Dahinter reine (islamistische) Ideologie zu sehen, ist überzogen. Die Türkei und Iran verbinden vor allem ökonomische Interessen. Besonders der Iran ist auf die Türkei angewiesen, weil er einem US-Embargo unterliegt, nach dem auch ausländische Firmen bestraft werden sollen, die mit dem Mullah-Regime Geschäfte machen.

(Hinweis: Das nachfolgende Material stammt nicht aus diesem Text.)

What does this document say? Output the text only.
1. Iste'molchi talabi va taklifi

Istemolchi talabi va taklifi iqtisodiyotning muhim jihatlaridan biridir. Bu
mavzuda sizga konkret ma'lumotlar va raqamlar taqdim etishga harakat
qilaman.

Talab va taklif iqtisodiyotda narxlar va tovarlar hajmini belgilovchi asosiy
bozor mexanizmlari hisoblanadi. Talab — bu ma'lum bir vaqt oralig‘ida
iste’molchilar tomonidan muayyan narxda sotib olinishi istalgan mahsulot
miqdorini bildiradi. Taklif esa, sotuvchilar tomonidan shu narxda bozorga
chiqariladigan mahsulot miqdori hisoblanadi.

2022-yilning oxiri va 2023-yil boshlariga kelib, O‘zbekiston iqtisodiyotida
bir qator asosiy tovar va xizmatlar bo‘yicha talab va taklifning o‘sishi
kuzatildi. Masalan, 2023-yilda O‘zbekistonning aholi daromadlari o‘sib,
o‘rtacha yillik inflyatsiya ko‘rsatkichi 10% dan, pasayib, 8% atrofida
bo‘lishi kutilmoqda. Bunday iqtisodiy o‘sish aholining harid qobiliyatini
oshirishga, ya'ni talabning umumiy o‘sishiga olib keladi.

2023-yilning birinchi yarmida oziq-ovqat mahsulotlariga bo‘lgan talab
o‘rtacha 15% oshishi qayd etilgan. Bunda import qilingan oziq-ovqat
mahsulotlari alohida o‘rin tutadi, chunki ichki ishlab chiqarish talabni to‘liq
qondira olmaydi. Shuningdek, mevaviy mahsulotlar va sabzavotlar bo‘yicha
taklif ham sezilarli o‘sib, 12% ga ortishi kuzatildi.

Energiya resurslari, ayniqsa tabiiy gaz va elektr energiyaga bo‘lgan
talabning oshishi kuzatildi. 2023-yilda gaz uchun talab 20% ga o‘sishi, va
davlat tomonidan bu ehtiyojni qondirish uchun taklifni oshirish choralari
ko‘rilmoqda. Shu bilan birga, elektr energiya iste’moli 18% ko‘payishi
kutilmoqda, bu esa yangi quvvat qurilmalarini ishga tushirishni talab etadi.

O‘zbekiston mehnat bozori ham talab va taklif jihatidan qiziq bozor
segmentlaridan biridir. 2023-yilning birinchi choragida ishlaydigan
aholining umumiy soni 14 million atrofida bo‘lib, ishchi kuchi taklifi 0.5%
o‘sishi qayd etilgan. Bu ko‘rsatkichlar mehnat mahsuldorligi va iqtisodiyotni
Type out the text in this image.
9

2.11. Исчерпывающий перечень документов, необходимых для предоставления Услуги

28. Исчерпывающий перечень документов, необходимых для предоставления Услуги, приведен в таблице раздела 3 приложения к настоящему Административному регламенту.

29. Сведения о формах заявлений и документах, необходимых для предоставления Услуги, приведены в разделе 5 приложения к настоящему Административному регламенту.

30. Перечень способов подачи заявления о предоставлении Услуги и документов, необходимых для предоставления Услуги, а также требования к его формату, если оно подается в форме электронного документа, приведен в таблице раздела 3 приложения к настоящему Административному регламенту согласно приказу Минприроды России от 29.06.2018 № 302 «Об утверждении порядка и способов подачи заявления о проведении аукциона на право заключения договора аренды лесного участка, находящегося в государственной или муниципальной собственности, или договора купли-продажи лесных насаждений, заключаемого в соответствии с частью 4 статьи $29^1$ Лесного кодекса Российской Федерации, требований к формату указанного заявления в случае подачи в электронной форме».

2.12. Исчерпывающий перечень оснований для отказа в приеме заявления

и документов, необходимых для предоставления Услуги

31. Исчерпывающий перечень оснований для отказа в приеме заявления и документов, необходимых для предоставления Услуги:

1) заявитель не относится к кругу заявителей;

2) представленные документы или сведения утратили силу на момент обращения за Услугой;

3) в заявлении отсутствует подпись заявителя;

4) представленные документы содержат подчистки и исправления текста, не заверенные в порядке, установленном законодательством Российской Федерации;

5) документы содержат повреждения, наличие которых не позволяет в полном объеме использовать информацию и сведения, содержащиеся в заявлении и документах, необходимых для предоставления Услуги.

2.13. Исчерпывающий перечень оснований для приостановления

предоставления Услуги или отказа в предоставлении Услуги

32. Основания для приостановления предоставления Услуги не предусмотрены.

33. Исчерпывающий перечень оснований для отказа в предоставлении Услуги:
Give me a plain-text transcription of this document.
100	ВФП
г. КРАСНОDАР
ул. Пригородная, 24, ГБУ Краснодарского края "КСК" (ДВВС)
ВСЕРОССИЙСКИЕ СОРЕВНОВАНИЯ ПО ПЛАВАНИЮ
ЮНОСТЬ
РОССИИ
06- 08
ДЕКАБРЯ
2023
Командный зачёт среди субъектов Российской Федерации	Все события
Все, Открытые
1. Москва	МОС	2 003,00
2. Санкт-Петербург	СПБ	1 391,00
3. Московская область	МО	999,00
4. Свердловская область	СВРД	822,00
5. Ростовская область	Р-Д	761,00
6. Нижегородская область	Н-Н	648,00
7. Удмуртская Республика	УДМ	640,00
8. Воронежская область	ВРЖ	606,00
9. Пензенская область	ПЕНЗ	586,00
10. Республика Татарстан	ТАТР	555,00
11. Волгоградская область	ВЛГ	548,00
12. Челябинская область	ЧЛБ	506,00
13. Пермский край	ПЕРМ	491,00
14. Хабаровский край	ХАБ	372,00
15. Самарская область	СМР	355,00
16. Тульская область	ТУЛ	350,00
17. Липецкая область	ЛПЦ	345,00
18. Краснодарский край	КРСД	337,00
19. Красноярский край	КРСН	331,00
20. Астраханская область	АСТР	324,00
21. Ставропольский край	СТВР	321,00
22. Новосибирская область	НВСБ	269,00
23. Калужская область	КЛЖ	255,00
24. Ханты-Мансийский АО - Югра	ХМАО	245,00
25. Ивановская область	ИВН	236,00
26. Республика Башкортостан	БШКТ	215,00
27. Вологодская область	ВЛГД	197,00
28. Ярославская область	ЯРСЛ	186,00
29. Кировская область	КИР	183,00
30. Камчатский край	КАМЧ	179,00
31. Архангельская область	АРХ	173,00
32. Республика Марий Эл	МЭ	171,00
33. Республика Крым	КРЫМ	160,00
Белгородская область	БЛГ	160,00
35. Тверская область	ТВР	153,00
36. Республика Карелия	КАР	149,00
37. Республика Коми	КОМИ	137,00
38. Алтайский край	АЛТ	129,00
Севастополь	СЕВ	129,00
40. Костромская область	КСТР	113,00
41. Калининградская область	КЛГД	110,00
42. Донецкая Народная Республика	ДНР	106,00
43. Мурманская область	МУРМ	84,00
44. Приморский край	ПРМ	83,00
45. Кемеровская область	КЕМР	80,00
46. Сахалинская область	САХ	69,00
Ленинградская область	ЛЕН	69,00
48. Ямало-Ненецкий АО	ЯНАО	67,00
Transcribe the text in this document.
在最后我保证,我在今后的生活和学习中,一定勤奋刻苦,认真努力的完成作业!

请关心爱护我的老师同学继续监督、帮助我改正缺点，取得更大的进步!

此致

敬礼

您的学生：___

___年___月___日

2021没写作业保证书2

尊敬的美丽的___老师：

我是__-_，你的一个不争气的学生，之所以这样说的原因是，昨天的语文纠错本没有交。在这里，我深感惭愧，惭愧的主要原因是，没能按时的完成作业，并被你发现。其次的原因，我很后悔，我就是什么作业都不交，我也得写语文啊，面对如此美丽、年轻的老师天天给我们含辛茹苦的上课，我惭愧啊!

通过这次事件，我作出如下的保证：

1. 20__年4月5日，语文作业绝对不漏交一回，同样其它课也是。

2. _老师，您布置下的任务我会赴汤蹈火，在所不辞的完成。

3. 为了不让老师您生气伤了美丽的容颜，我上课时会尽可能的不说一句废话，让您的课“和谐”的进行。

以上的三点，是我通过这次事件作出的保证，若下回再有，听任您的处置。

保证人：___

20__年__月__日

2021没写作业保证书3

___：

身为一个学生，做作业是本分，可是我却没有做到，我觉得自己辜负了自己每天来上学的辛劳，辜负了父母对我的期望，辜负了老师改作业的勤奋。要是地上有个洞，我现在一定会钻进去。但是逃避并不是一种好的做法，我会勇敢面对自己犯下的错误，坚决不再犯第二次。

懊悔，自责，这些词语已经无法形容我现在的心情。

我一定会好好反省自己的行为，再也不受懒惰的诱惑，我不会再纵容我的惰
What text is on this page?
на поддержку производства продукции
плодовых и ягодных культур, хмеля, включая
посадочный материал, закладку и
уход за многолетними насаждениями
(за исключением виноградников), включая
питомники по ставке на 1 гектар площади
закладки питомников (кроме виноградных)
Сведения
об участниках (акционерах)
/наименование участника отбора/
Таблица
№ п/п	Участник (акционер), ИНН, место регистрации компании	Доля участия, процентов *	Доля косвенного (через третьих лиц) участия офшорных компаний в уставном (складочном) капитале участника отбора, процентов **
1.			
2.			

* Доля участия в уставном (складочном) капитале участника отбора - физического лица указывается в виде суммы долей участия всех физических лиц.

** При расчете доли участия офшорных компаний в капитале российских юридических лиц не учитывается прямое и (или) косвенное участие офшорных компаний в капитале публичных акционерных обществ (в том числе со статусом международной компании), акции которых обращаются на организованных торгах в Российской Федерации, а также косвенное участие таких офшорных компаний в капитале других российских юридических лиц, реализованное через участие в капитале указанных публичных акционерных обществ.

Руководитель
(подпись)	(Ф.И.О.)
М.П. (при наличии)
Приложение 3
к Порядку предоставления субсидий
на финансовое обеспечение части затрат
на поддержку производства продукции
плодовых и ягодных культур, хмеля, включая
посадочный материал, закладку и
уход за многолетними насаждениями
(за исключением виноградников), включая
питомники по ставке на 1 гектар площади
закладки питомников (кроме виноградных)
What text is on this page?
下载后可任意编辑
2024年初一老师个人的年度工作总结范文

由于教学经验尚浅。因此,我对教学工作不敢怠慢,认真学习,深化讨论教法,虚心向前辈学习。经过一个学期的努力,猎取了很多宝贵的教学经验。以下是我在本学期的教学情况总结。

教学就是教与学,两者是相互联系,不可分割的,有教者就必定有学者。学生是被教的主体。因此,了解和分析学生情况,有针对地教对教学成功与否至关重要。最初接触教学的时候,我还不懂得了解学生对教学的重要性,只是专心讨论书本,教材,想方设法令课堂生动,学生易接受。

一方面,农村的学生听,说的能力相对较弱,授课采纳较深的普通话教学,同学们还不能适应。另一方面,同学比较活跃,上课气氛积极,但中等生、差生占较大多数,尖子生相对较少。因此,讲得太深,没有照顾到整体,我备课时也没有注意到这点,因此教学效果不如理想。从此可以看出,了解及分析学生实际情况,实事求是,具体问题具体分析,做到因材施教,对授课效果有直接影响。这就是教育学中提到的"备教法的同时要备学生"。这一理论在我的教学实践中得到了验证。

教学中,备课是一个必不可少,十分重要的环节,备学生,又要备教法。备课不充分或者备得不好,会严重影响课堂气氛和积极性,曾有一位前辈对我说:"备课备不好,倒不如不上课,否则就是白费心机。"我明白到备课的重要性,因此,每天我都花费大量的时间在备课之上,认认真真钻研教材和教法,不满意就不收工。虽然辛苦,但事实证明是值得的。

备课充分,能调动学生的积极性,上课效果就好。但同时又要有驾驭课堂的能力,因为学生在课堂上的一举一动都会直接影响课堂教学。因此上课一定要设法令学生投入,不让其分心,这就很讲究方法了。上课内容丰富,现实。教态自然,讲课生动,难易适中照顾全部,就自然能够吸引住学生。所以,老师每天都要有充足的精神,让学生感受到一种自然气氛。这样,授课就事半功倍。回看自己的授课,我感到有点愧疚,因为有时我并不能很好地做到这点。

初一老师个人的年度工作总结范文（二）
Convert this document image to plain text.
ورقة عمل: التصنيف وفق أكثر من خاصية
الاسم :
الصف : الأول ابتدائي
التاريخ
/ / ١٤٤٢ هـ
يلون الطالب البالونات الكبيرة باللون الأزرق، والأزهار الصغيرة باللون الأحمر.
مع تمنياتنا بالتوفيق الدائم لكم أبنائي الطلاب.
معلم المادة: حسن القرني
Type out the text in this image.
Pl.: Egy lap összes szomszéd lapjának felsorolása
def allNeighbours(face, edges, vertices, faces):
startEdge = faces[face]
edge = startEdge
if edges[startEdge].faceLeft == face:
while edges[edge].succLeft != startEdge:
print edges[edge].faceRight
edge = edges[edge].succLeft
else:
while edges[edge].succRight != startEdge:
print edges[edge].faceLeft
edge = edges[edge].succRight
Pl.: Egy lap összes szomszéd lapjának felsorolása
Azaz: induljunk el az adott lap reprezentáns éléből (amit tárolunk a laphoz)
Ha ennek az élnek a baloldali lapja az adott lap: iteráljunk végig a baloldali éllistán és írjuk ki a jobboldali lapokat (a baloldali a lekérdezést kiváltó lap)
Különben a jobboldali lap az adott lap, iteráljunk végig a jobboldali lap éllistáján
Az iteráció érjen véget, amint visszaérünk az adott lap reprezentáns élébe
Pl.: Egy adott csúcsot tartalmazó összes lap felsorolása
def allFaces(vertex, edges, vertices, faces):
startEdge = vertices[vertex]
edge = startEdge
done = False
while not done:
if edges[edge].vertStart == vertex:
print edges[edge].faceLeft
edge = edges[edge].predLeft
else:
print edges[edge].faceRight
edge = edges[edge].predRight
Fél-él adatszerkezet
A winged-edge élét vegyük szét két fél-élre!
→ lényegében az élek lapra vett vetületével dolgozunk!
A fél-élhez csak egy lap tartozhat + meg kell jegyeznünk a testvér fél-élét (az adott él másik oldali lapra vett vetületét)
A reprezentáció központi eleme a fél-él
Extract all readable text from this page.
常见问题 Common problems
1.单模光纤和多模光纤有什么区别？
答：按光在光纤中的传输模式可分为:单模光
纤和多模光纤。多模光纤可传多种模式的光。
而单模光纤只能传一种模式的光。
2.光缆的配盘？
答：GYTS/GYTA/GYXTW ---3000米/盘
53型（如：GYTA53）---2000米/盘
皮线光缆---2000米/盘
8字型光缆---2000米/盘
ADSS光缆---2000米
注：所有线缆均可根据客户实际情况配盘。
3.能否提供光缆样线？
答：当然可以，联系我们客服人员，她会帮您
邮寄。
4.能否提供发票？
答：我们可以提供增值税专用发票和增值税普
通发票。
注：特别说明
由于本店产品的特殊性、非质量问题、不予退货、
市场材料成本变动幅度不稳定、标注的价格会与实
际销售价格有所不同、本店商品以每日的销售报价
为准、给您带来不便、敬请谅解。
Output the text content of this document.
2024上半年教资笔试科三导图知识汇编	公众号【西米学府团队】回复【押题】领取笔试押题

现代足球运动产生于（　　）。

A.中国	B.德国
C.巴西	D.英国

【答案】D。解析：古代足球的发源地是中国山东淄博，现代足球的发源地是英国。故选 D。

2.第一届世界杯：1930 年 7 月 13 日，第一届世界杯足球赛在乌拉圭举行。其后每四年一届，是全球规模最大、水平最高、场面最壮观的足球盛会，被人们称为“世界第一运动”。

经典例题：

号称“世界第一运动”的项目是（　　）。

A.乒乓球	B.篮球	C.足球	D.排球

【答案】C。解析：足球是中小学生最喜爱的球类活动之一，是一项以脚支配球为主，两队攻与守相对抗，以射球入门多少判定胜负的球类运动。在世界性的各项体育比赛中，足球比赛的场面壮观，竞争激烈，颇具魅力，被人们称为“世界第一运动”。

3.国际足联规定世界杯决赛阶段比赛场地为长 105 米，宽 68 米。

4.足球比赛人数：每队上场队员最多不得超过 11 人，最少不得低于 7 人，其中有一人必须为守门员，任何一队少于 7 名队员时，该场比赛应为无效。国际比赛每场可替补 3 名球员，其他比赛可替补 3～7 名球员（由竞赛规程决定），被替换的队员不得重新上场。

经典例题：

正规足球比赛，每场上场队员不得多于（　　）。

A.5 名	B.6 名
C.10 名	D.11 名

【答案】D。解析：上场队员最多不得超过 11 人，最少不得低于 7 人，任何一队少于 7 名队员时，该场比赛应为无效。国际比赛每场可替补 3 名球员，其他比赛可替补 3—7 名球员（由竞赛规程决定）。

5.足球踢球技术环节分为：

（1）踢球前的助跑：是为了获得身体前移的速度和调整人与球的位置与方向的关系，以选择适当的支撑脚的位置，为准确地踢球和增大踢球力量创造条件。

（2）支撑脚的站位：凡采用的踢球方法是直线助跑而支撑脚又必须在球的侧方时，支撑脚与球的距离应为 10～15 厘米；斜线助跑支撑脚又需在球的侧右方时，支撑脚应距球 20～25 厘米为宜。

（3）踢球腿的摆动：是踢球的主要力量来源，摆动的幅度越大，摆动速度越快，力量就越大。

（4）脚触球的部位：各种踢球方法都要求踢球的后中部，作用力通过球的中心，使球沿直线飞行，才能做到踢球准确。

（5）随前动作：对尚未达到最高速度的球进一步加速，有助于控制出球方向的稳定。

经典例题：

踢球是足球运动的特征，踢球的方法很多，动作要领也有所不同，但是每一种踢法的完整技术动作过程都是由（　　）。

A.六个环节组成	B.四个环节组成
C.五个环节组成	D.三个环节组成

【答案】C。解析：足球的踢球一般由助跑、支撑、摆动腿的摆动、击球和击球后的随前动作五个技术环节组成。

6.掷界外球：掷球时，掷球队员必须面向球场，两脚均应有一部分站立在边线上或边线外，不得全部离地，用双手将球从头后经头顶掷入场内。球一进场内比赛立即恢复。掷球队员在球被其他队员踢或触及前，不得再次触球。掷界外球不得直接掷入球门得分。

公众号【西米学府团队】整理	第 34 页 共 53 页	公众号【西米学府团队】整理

Teheran sucht also überall nach Embargobrechern und landete nun bei Erbakan seinen bisher größten Coup: Die vereinbarten Erdgaslieferungen haben mit umgerechnet knapp 30 Milliarden Mark ein größeres Volumen als das Geschäft mit der französischen Ölgesellschaft Total, das 1995 die US-Embargoverschärfung auslöste. Eine außenpolitische Ohrfeige ersten Ranges für Bill Clinton ist es also schon.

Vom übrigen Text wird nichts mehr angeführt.